Curtiss P-40C Warhawk 41-13357 | The Fighter Collection

  • STATUS: Airworthy
  • LOCATION: Duxford
  • OWNER: The Fighter Collection
  • ROLE: Fighter
  • BUILT: 1941?
  • LENGTH:  31.67 ft\9.68 m
  • WINGSPAN: 37.33 ft\11.38 m
  • ENGINE: Allison V-1710-39 liquid-cooled V12 engine, 1,150 hp (858 kW)
  • MAXIMUM SPEED:  580 kph\360mph
  • RANGE:  650 miles\1,100km
  • ARMAMENT: 6 × .50 in (12.7 mm) M2 Browning machine guns and 250 to 1,000 lb bombs to a total of 2,000 lb

Curtiss P-40C Warhawk 41-13357 was accepted by the United States Army Air Corps on 6th April 1941, where it went on to serve at Patterson Field, Ohio. After recording around 100 hours there, it was shipped to Puerto Rico where it is presumed that 41-13357 was used for coastal and anti-submarine patrols.

Having amassed 603 hours, it was returned to the Curtiss Factory in Buffalo, New York, where it was overhauled for the Lend-Lease programme with the Soviet Union. Curtiss P-40C Warhawk 41-13357 was then duly shipped to the USSR in December 1941. The history past this point is still relatively unknown until it was acquired from the former Soviet Union in the 1990s by The Fighter Collection in a pretty poor state.
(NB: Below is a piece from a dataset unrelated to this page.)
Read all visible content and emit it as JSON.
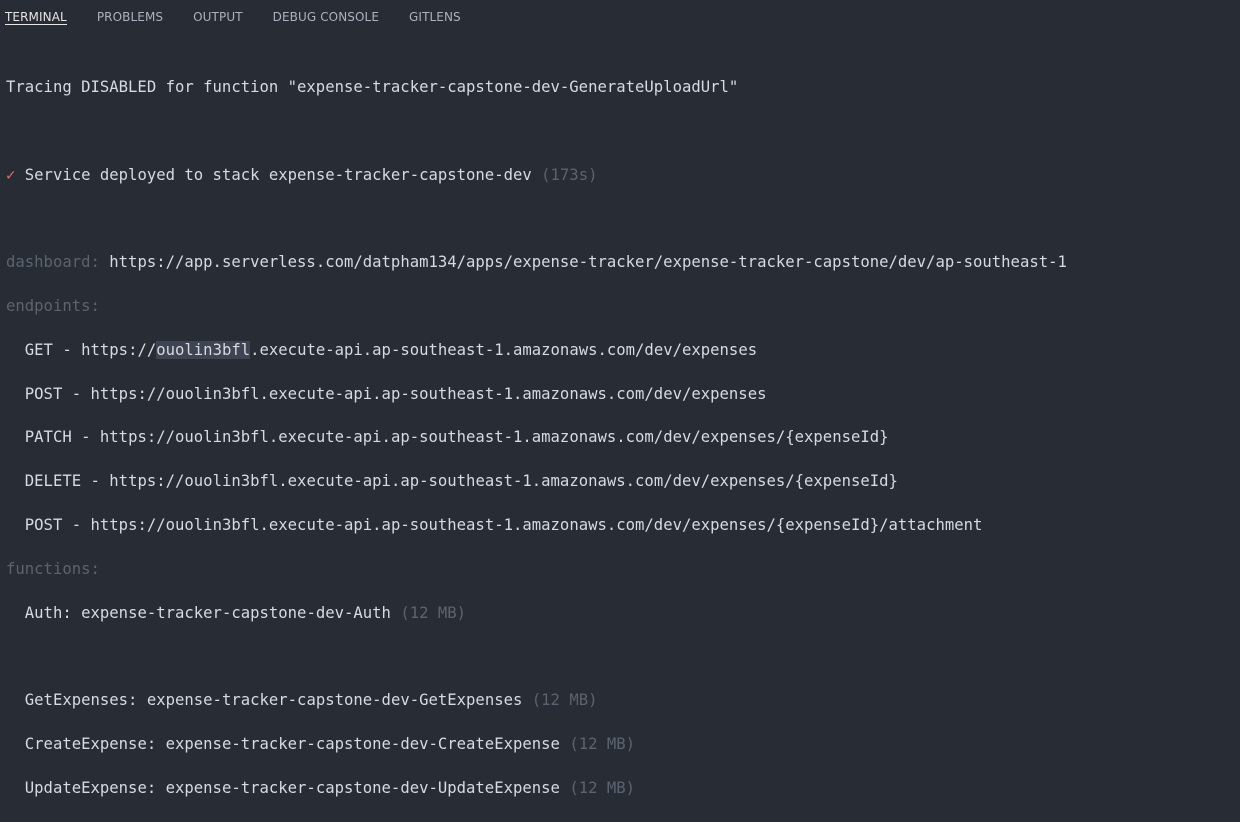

During the restoration it was decided to finish the aircraft in the scheme of a P-40 based at Chanute Field, Kansas. Curtiss P-40C Warhawk 41-13357 wears the scheme of 39-159, a P-40C that was stripped of its olive drab camouflage paint and used as a personal ‘hack’ for base commanders. The restoration culminated on the 5th August 2011 when the aircraft (then registered N80FR) had its first post restoration flight in the hands of Steve Hinton. The aircraft was shipped from Chino to Duxford during May/June 2014, in time for Flying Legends 2014 where it made its UK debut.